You don’t need socks and they don’t smell – something Brown has been busy testing out.
“I’ve gone 40 days now and the shoes don’t smell – I wore them on the flight back from London and they feel fresh as a daisy. I stick my nose in them. I’m sure people think I’m weird.”
Bootstrapping it as a three-man company with a research and development bill that runs into the hundreds of thousands hasn’t been easy – so the team turned to Kickstarter to fund the Wool Runner’s initial production. “We couldn’t do it otherwise,” says Brown.
The campaign raised more than $118,000 in 10 days, selling out the first production run of shoes, and almost quadrupling their initial target of $30,000. Later, Brown and team aim to make Wool Runners available online via 3over7.com and through a few hand-selected retailers.
In the meantime, there are intellectual property matters around Fitwool to sort out. Brown’s heading back to London, having beaten 160 entrepreneurs from around the world to a spot on the British government’s inaugural Sirius Programme – which grants him 12,000 pounds, a UK visa and mentorship of the Wool Runner business without sacrificing equity. “It means I can bring on some employees and give it a proper nudge,” Brown says. London is much also handier to the Wool Runner factory in Portugal, which he’s visited a bunch of times.

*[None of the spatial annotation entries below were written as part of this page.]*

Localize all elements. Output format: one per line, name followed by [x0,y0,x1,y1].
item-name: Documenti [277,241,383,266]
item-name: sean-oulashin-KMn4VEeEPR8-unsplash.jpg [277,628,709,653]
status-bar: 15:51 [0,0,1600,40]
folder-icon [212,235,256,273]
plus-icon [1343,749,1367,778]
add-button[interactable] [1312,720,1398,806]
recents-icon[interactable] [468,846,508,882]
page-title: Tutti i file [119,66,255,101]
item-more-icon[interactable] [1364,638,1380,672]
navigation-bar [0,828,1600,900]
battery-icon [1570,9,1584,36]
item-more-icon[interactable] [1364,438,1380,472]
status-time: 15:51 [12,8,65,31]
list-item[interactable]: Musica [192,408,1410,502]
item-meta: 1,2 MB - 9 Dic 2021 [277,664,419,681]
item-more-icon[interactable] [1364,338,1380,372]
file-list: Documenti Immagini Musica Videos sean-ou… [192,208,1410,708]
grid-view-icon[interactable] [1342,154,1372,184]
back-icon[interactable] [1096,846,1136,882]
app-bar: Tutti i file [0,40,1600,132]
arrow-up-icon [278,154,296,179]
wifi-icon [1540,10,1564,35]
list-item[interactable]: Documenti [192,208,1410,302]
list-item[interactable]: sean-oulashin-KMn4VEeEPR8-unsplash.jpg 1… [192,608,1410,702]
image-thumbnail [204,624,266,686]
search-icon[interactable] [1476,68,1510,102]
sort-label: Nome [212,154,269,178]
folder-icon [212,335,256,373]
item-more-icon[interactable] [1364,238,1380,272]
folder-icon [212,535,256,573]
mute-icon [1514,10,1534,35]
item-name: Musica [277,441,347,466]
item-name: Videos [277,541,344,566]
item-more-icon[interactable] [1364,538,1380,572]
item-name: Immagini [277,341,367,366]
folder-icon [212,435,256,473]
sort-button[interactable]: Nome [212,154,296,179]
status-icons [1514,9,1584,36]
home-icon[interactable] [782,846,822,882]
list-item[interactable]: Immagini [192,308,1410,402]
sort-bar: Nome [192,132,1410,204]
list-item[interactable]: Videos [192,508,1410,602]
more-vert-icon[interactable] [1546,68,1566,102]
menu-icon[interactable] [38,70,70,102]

And Brown’s keeping a weather eye on the future. “Shoe manufacturing is just on the cusp of changing – it hasn’t really changed for hundreds of years. The process is labour intensive, it’s largely handmade and that’s why it’s centred in low-wage economies in Asia and parts of Europe. That’s ripe for disruption. 3D printing and the manufacturing revolution is going to enable us to do things differently.”